Même si je ne suis pas Ivoirienne, comme beaucoup d'expatriés et de migrants économiques qui se sont installés dans le pays au cours des années 1990, la Côte d'Ivoire est mon pays.
Nous parlons tous le nouchi, l'argot français qui émaille la musique ivoirienne et les rues de ses villes, et nous mangeons tous de l'attiéké.
La Côte d'Ivoire a une manière de faire sentir les gens comme chez eux, et l'attiéké en fait partie.
Après avoir terminé mes études universitaires, je suis retournée en Côte d'Ivoire pendant un an pour travailler dans une ONG internationale.
De retour d'une de nos missions dans l'ouest du pays, un collègue ivoirien nous explique que traditionnellement, l'attiéké se déguste surtout avec du kedjenou, un ragoût riche et fumé à base de tomates, d'oignons et de piments.
Ce plat est cuit lentement avec du poulet ou du gibier local dans un pot en argile au-dessus d'un feu de bois, ce qui confère au plat une essence profonde et savoureuse.
Il a affirmé que c'est seulement après l'arrivée des Français que les Ivoiriens ont commencé à servir l'attiéké avec du poisson grillé et du poulet.
Ce n'est pas quelque chose que j'ai pu confirmer, mais cela a toujours sonné vrai.

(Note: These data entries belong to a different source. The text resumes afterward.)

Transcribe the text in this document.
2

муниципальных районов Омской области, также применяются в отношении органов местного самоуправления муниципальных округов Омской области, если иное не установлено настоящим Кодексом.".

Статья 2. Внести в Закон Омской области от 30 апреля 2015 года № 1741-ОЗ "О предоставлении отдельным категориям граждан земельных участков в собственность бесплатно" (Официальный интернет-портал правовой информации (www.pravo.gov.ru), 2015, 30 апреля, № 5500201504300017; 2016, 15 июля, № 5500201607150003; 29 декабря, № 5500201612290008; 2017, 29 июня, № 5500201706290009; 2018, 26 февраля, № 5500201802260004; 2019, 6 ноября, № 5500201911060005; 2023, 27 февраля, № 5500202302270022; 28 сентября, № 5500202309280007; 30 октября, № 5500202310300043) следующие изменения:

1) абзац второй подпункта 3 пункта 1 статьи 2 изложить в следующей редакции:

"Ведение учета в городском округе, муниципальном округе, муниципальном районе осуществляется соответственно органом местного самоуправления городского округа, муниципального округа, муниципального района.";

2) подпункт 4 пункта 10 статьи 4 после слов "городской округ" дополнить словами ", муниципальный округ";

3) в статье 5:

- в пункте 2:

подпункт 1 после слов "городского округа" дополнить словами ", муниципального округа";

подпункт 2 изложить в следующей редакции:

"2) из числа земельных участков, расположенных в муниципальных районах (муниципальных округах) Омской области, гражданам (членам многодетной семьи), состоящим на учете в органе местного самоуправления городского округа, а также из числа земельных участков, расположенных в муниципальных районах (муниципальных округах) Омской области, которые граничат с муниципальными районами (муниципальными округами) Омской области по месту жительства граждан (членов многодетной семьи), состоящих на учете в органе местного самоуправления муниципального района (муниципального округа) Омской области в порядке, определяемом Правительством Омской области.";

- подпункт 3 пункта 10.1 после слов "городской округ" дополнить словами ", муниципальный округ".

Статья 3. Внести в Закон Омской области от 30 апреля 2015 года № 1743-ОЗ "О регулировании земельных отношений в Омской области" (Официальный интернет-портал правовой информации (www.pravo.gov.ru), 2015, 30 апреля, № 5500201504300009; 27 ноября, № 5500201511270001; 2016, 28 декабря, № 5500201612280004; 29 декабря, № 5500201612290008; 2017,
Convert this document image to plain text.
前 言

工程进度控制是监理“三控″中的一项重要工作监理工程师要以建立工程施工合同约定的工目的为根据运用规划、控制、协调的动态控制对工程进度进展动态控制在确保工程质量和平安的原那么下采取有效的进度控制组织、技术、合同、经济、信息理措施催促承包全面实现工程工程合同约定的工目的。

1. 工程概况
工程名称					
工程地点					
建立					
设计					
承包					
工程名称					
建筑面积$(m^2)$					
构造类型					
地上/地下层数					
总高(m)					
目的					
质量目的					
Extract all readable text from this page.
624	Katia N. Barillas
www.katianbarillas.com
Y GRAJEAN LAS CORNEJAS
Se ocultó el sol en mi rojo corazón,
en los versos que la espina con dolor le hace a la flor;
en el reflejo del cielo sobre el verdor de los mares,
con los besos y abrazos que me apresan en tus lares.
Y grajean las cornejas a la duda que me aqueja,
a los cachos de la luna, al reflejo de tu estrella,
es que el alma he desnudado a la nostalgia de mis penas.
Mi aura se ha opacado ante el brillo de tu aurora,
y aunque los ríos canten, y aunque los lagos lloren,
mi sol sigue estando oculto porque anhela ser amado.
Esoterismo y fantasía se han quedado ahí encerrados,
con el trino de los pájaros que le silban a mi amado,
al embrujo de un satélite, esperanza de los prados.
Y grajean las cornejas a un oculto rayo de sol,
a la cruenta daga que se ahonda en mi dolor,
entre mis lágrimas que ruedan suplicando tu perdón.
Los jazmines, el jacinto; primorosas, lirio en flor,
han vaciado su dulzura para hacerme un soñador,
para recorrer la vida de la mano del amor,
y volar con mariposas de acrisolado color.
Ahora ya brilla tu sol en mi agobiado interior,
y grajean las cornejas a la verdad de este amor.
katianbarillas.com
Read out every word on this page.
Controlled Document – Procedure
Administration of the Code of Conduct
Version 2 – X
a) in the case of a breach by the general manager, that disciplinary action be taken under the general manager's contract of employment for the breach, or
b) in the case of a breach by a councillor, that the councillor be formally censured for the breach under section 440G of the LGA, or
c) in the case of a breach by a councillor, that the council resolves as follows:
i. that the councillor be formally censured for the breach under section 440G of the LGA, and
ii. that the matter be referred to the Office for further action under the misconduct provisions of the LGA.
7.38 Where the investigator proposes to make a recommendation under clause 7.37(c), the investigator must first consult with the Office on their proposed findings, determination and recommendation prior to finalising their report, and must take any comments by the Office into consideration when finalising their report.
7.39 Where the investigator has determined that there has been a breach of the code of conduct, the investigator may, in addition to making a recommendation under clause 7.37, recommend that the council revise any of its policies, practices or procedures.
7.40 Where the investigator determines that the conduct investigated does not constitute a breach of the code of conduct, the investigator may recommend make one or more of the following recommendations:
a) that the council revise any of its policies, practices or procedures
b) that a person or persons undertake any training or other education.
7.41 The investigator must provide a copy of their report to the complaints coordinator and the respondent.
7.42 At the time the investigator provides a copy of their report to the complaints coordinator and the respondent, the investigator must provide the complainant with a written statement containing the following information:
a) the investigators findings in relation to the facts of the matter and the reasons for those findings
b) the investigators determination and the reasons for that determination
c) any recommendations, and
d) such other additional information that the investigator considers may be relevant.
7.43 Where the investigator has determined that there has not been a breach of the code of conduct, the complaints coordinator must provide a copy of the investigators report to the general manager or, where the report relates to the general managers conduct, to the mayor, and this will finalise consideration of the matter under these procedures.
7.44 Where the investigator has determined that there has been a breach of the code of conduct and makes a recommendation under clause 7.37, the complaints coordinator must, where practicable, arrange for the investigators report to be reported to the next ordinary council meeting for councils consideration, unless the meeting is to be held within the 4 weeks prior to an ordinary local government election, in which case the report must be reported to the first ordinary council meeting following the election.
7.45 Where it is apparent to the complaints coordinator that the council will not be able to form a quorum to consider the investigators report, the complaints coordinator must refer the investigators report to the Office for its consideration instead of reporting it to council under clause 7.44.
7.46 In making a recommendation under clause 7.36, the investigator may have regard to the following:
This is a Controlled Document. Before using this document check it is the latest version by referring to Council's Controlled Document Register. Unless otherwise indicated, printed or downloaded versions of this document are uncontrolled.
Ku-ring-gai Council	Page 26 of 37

Les Ivoiriens, bien que farouchement fiers de leur culture, ont toujours été ouverts aux influences étrangères dans leur cuisine et de nombreux plats régionaux sont devenus des incontournables locaux.
Maintenant que l'attiéké a été ajouté à la liste du patrimoine culturel immatériel nécessitant une sauvegarde urgente, peut-être que davantage de personnes en dehors de la région prendront conscience de cette délicieuse friandise.